BUSINESS
Who: Tony Marra, owner/founder of Thermal Relief Design, Inc.
Where: “Vegas, Baby!”
When: “I started the company with my wife, Lori, as TLM Electronics in 1987 in Pleasantville, N.Y. When we moved to Las Vegas in 1996 I changed the name to Thermal Relief Design.”
Oh, so you’re heating and cooling… “I should get this out of the way: When I started Thermal Relief Design in Vegas, I was doing a lot of PCB design for manufacturers. A ‘thermal relief’ is a PCB term for a pad that is ‘relieved’ from a large copper area to aid PCB soldering. And since we’re in one of the hottest cities in the country (it’s just dry heat, though…), I thought the name fit us. To this day, you won't believe how many people call us to ask if we repair air conditioners.”
Services provided: Thermal Relief services most pro audio equipment manufactured today, all the way from large format digital consoles to Switch Mode Pulse Width Modulation Amplifiers. In Las Vegas, they are known as the “Guitar Amplifier Specialists” as all the music stores send their broken amps to them. Even the local techs look them up when they are stumped.
Full-time employees: Four who occupy tech benches and do double duty with reception, shipping/receiving, office management and Web site design.
Current clients served include: Big: Clair Brothers, Delicate Productions and Solotech. Local and regional: New World Audio, HAS Productions and Soundsmith; and everything in between.
First gig of note: “The 1977 Rod Stewart Tour. One day I went straight from installing discotheques in Buffalo to setting up the PA for 20,000-seat auditoriums for Rod’s 1977 National Tour.”
Recent company highlight: Making payroll again this month.
Badge of honor: “I survived with my hearing intact after serving three years on the road as house engineer for Ted Nugent (1977-1980).”
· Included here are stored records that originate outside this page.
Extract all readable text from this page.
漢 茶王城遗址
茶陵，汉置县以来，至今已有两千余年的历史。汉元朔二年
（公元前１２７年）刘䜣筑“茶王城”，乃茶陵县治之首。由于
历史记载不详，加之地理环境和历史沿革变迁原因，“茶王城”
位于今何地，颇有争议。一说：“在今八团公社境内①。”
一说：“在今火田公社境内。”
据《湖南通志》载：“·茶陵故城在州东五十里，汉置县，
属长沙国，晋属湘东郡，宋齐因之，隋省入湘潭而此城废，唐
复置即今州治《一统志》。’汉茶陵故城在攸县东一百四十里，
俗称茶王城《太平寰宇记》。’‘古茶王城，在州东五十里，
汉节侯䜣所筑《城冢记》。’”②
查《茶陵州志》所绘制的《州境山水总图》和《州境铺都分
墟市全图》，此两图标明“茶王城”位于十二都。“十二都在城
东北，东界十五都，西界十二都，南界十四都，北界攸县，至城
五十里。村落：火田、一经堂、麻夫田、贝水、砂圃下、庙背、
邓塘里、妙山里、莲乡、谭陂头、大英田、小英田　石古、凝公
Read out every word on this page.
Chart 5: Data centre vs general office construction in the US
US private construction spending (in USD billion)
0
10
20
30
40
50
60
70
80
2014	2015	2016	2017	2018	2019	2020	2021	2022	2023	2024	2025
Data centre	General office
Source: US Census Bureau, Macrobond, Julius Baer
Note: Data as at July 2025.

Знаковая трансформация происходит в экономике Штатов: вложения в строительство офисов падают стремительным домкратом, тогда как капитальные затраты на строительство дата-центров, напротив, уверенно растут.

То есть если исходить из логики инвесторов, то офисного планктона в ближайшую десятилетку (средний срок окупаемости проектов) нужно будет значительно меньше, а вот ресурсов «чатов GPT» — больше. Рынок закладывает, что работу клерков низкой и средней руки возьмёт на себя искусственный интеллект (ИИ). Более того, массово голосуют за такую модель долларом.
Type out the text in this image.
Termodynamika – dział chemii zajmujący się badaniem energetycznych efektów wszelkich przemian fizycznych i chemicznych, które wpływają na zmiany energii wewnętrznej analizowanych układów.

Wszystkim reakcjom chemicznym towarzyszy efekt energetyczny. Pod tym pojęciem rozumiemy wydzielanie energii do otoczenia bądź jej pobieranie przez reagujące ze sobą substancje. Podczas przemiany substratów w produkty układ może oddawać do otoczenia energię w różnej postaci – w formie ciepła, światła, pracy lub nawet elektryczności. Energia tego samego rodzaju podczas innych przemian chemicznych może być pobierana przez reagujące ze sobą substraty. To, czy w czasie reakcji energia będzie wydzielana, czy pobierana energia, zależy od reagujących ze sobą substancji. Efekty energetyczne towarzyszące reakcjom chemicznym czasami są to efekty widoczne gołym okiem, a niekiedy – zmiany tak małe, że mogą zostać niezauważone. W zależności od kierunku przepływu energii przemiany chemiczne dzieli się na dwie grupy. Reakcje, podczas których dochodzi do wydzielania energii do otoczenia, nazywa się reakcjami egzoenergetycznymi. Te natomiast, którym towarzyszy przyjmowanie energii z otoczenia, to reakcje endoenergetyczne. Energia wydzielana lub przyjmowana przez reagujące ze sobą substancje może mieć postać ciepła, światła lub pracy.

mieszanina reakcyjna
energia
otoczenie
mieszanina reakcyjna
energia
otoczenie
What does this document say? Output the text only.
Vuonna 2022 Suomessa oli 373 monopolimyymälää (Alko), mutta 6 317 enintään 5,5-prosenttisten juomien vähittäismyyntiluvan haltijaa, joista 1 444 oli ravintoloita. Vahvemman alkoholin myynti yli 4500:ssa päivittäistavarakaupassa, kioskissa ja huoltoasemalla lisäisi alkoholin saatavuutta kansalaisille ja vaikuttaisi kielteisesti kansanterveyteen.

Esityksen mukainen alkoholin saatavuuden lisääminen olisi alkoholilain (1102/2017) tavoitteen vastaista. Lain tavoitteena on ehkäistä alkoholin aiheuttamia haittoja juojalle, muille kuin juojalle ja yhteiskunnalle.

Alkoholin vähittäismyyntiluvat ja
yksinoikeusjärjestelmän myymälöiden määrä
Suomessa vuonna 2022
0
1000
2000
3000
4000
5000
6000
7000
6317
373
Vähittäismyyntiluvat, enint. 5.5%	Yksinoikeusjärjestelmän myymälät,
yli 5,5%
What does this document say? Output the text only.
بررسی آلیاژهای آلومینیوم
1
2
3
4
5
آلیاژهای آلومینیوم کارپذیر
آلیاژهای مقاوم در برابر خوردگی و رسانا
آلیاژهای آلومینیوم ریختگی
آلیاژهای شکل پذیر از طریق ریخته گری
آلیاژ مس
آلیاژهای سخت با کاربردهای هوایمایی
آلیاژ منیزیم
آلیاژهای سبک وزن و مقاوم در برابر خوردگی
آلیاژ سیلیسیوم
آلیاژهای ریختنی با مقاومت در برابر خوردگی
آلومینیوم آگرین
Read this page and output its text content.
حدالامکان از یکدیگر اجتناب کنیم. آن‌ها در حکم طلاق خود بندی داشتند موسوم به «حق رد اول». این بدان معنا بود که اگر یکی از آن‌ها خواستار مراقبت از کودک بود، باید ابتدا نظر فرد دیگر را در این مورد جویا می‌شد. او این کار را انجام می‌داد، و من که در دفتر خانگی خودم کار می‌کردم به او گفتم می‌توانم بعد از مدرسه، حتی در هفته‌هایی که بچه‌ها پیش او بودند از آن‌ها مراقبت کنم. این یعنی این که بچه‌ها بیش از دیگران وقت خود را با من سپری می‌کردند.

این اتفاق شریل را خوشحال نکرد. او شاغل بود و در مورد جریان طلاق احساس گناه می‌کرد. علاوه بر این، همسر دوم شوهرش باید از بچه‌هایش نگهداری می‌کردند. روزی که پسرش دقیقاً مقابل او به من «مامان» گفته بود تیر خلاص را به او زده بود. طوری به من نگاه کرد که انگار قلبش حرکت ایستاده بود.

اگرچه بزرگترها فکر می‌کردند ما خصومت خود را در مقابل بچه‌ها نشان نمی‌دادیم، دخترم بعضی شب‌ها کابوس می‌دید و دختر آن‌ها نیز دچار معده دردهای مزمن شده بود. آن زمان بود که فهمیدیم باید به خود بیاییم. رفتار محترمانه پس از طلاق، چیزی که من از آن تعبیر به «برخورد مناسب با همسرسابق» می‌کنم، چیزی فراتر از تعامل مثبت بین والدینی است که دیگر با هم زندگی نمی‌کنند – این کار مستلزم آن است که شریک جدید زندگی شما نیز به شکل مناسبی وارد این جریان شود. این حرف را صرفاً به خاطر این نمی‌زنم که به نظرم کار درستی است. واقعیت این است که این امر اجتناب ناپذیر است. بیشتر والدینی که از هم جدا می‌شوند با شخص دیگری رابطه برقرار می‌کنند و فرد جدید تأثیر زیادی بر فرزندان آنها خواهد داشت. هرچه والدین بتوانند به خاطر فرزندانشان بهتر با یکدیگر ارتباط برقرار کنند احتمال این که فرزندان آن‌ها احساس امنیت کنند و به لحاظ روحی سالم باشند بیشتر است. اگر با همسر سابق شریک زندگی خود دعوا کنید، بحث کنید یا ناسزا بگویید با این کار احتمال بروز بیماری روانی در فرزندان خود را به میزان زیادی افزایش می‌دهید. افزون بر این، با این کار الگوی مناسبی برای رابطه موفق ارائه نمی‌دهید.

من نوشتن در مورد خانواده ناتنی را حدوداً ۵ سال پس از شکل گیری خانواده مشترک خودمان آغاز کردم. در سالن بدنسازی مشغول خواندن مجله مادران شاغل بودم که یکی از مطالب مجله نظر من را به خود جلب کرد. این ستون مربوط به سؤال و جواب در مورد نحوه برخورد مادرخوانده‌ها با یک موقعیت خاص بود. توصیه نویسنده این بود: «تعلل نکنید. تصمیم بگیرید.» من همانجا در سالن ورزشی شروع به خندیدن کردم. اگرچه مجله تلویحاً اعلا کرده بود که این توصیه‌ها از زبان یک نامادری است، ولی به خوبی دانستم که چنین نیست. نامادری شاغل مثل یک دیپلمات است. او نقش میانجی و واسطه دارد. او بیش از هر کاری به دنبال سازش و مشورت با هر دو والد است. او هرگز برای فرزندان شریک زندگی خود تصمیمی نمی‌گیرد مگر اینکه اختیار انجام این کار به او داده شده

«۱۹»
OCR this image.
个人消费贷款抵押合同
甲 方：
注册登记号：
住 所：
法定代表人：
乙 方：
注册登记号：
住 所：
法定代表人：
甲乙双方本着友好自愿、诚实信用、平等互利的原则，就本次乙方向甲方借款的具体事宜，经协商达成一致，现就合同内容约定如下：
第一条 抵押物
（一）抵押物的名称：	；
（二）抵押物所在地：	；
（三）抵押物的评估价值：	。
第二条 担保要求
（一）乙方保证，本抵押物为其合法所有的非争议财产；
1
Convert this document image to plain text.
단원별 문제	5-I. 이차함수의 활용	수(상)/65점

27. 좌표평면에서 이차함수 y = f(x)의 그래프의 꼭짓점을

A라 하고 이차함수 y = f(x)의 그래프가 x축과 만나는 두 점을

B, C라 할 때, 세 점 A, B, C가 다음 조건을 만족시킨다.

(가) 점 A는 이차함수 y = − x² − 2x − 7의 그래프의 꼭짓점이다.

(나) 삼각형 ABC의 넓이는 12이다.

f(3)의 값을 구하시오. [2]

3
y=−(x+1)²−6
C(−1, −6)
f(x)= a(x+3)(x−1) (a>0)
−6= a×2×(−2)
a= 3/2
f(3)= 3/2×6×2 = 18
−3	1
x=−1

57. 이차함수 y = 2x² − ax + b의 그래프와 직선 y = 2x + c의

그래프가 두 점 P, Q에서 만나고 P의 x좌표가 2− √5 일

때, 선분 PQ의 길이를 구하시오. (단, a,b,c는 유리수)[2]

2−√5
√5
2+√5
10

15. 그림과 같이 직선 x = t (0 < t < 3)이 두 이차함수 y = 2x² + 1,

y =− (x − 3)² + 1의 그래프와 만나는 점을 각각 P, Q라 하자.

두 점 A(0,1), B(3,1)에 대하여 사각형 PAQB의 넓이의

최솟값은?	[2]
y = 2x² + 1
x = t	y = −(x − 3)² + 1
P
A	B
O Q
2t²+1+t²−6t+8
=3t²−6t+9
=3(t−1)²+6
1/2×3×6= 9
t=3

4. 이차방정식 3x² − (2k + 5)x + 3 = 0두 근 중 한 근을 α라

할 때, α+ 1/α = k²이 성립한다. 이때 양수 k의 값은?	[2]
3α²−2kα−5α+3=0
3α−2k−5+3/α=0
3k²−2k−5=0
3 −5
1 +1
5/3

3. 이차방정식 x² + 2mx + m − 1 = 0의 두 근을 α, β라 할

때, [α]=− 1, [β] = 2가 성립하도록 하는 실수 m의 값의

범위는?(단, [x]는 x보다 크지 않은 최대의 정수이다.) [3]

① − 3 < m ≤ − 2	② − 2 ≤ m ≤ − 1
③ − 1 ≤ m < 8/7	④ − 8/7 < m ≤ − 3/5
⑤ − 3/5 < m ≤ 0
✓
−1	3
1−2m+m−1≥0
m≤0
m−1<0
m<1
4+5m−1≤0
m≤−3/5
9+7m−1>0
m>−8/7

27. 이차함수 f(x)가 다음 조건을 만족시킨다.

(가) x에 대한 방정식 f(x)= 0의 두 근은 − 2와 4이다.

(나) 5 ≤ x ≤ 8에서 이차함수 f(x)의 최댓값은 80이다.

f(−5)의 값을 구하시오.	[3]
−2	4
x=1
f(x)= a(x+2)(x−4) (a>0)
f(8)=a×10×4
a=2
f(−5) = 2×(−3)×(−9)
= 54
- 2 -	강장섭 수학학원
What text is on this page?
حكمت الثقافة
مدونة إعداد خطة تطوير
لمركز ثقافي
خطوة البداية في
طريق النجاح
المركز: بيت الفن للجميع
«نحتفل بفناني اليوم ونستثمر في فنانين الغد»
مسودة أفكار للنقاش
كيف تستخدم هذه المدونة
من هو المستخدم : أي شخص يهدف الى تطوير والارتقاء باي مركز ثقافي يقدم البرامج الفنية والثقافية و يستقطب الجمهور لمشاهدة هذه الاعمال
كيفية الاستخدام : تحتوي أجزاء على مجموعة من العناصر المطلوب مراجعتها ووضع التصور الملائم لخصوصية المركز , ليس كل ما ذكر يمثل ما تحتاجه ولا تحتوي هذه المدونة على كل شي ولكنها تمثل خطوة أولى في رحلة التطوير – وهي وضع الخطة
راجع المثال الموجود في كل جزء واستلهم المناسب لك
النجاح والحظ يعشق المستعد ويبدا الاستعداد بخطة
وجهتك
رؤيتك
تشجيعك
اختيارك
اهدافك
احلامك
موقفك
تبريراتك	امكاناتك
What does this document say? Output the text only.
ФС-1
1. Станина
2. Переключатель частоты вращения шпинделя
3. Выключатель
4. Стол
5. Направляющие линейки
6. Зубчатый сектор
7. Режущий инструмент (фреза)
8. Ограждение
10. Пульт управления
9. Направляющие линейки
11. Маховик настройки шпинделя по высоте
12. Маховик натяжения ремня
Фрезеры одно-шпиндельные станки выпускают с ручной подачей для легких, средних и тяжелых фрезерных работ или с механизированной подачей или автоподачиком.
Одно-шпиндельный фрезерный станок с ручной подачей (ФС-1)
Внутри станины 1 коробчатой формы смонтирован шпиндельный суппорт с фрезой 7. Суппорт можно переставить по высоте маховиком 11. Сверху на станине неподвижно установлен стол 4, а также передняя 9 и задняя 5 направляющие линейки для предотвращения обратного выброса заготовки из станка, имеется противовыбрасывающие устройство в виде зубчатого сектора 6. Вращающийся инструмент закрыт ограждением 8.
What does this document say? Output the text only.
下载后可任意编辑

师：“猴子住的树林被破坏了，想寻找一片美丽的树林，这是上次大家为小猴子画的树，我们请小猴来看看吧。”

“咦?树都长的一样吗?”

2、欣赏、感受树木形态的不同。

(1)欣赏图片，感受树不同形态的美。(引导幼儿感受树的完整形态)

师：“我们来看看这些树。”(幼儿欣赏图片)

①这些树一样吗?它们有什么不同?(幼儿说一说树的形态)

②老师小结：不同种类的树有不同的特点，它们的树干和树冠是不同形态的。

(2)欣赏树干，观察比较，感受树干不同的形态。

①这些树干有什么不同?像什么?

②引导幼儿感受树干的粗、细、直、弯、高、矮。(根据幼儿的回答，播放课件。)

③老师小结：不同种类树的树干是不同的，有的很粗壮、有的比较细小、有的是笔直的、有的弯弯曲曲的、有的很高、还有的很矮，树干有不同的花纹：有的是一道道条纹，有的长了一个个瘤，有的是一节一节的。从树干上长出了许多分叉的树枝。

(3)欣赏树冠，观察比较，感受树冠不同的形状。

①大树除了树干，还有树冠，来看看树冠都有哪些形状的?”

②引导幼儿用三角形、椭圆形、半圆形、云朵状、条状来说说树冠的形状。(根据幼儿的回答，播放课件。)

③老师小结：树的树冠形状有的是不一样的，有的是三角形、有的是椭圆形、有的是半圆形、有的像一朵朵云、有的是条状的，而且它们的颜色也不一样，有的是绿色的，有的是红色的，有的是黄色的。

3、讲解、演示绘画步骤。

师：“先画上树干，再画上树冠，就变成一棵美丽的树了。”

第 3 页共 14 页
Why the hoopla? “We are deeply concerned about customer satisfaction. Our motto from Vince Lombardi is posted in everyone’s workspace: ‘We are going to relentlessly chase perfection, knowing full well we will not catch it, because nothing is perfect. But we are going to relentlessly chase it, because in the process, we will catch excellence. I am not remotely interested in just being good.’”
PERSONAL
Home front: Wife and “volunteer” bookkeeper, Lori; son, Joseph; and Sisco, the Bassett Hound.
People might be surprised to know: “I still cry every time I see Mrs. Jumbo taken away from Dumbo the flying elephant.”
“If I could tell my younger self one thing, it would be... Quit being curious about how stuff works and be more conscious of how much you can sell it for. There’s more money in sales than service.”
“Best part about my job is… I’m the boss, and I can come in whenever I like, leave whenever I like and take days off whenever I like.”
“Biggest drag about my job is… I’m the boss, so I gotta be here first in the morning, be the last to leave at night and work seven days a week, 52 weeks a year.”
“If and when I get on vacation, you’ll find me… in a lonely mountain stream fly fishing for brook trout.”
“My pet peeve about live concerts is… tickets have gotten too expensive. It’s hard for the young kids to be exposed to real live music as opposed to CDs and MP3s when concert tickets are so expensive.”
“The best concert I probably ever saw was… in 1980, Pink Floyd performing The Wall in Los Angeles, Calif.”
“What CD is in my car right now… nothing because my CD player is broken. But if it was working, I’d be listening to Jimi Hendrix, Stevie Ray Vaughan, Robin Trower and Kenny Wayne Shepherd.”
“In the kitchen, I make a mean… pasta sauce. Load it on some of my homemade manicottis and meatballs and you’d think you died and went to heaven.”
Words to live by: “Do what has to be done, when it has to be done, as well as it can be done, and do it that way every time.”